One of the issues we have been troubled by is a lack of consistency among the recognition vocabulary, the parsing grammar, the back-end geography tables, and the generation vocabulary. The inconsistencies have been a source of understanding errors. We have developed scripts to help identify and rectify these inconsistencies. As part of this process, we have used Hiragana as an intermediate representation, so that we can more easily detect mis-spellings, and have consistent word representations. For this reason, we also plan to develop a Hiragana transcription tool, which we believe our transcribers will be able to use more easily, and whose output can be converted to a consistent format for the Mokusei system.
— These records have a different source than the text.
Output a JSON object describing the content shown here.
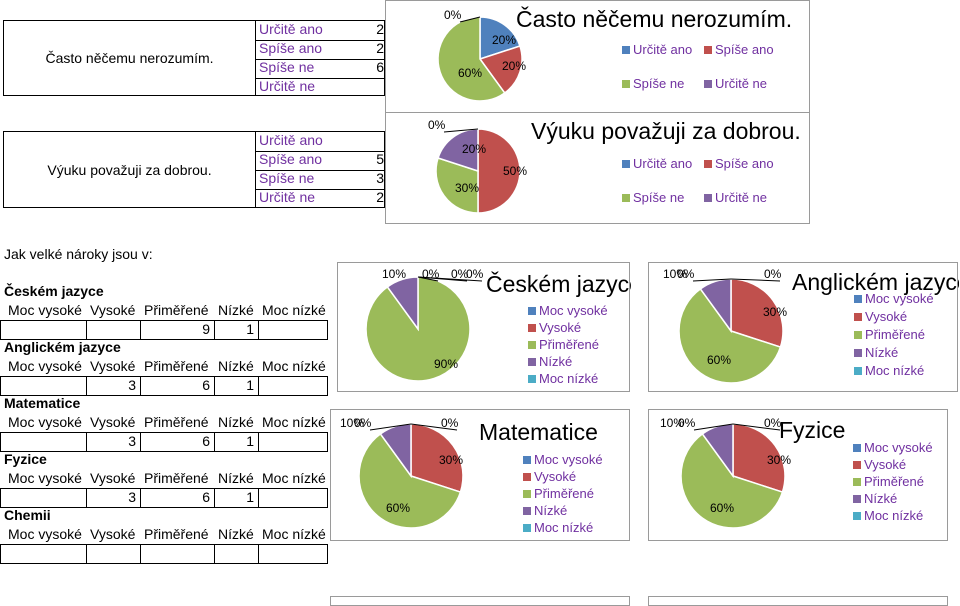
{
  "survey": {
    "questions": [
      {
        "label": "Často něčemu nerozumím.",
        "options": [
          "Určitě ano",
          "Spíše ano",
          "Spíše ne",
          "Určitě ne"
        ],
        "counts": [
          "2",
          "2",
          "6",
          ""
        ]
      },
      {
        "label": "Výuku považuji za dobrou.",
        "options": [
          "Určitě ano",
          "Spíše ano",
          "Spíše ne",
          "Určitě ne"
        ],
        "counts": [
          "",
          "5",
          "3",
          "2"
        ]
      }
    ],
    "demands_title": "Jak velké nároky jsou v:",
    "scale": [
      "Moc vysoké",
      "Vysoké",
      "Přiměřené",
      "Nízké",
      "Moc nízké"
    ],
    "subjects": [
      {
        "name": "Českém jazyce",
        "counts": [
          "",
          "",
          "9",
          "1",
          ""
        ]
      },
      {
        "name": "Anglickém jazyce",
        "counts": [
          "",
          "3",
          "6",
          "1",
          ""
        ]
      },
      {
        "name": "Matematice",
        "counts": [
          "",
          "3",
          "6",
          "1",
          ""
        ]
      },
      {
        "name": "Fyzice",
        "counts": [
          "",
          "3",
          "6",
          "1",
          ""
        ]
      },
      {
        "name": "Chemii",
        "counts": [
          "",
          "",
          "",
          "",
          ""
        ]
      }
    ]
  },
  "colors": {
    "c1": "#4F81BD",
    "c2": "#C0504D",
    "c3": "#9BBB59",
    "c4": "#8064A2",
    "c5": "#4BACC6",
    "purple": "#7030A0"
  },
  "chart_data": [
    {
      "type": "pie",
      "title": "Často něčemu nerozumím.",
      "categories": [
        "Určitě ano",
        "Spíše ano",
        "Spíše ne",
        "Určitě ne"
      ],
      "values": [
        2,
        2,
        6,
        0
      ],
      "labels": [
        "20%",
        "20%",
        "60%",
        "0%"
      ],
      "legend": "right"
    },
    {
      "type": "pie",
      "title": "Výuku považuji za dobrou.",
      "categories": [
        "Určitě ano",
        "Spíše ano",
        "Spíše ne",
        "Určitě ne"
      ],
      "values": [
        0,
        5,
        3,
        2
      ],
      "labels": [
        "0%",
        "50%",
        "30%",
        "20%"
      ],
      "legend": "right"
    },
    {
      "type": "pie",
      "title": "Českém jazyce",
      "categories": [
        "Moc vysoké",
        "Vysoké",
        "Přiměřené",
        "Nízké",
        "Moc nízké"
      ],
      "values": [
        0,
        0,
        9,
        1,
        0
      ],
      "labels": [
        "0%",
        "0%",
        "90%",
        "10%",
        "0%"
      ],
      "legend": "right"
    },
    {
      "type": "pie",
      "title": "Anglickém jazyce",
      "categories": [
        "Moc vysoké",
        "Vysoké",
        "Přiměřené",
        "Nízké",
        "Moc nízké"
      ],
      "values": [
        0,
        3,
        6,
        1,
        0
      ],
      "labels": [
        "0%",
        "30%",
        "60%",
        "10%",
        "0%"
      ],
      "legend": "right"
    },
    {
      "type": "pie",
      "title": "Matematice",
      "categories": [
        "Moc vysoké",
        "Vysoké",
        "Přiměřené",
        "Nízké",
        "Moc nízké"
      ],
      "values": [
        0,
        3,
        6,
        1,
        0
      ],
      "labels": [
        "0%",
        "30%",
        "60%",
        "10%",
        "0%"
      ],
      "legend": "right"
    },
    {
      "type": "pie",
      "title": "Fyzice",
      "categories": [
        "Moc vysoké",
        "Vysoké",
        "Přiměřené",
        "Nízké",
        "Moc nízké"
      ],
      "values": [
        0,
        3,
        6,
        1,
        0
      ],
      "labels": [
        "0%",
        "30%",
        "60%",
        "10%",
        "0%"
      ],
      "legend": "right"
    }
  ]
}
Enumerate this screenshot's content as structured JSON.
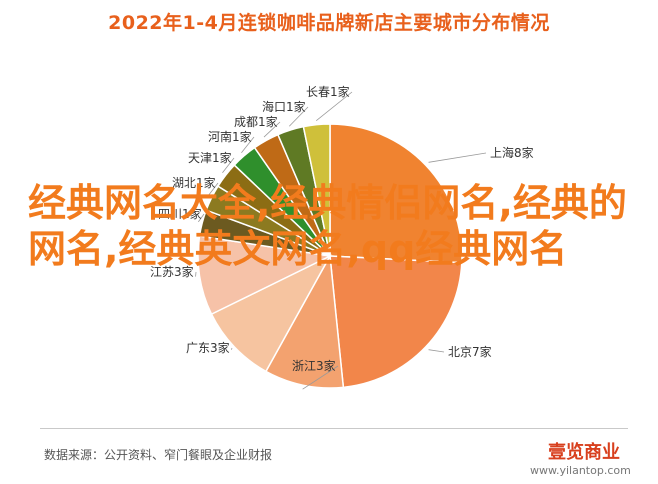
{
  "title": "2022年1-4月连锁咖啡品牌新店主要城市分布情况",
  "overlay_text": "经典网名大全,经典情侣网名,经典的网名,经典英文网名,qq经典网名",
  "source": "数据来源：公开资料、窄门餐眼及企业财报",
  "brand": {
    "name": "壹览商业",
    "url": "www.yilantop.com"
  },
  "colors": {
    "accent": "#f08330"
  },
  "chart_data": {
    "type": "pie",
    "categories": [
      "上海8家",
      "北京7家",
      "浙江3家",
      "广东3家",
      "江苏3家",
      "四川1家",
      "湖北1家",
      "天津1家",
      "河南1家",
      "成都1家",
      "海口1家",
      "长春1家"
    ],
    "values": [
      8,
      7,
      3,
      3,
      3,
      1,
      1,
      1,
      1,
      1,
      1,
      1
    ]
  }
}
Research Plan for the Next Six Months

In the next six months, we plan to continue improving all system capabilities, and to slowly ramp up our data collection efforts. Motivated by initial user feedback, we intend to spend a substantial effort to improve the quality of the Mokusei speech output. Our plan is to develop and incorporate a Japanese version of our ENVOICE corpus-based concatenative speech synthesizer. When combined with a domain-dependent corpus, this synthesizer is capable of concatenating variable-length units (e.g., phrases, words, sub-word units) to produce very natural sounding speech. We hope to investigate an appropriate set of sub-word units for Japanese, and then design, and record a corpus appropriate for the Mokusei domain. It is also possible that we can make use of an existing NTT weather corpus for this purpose.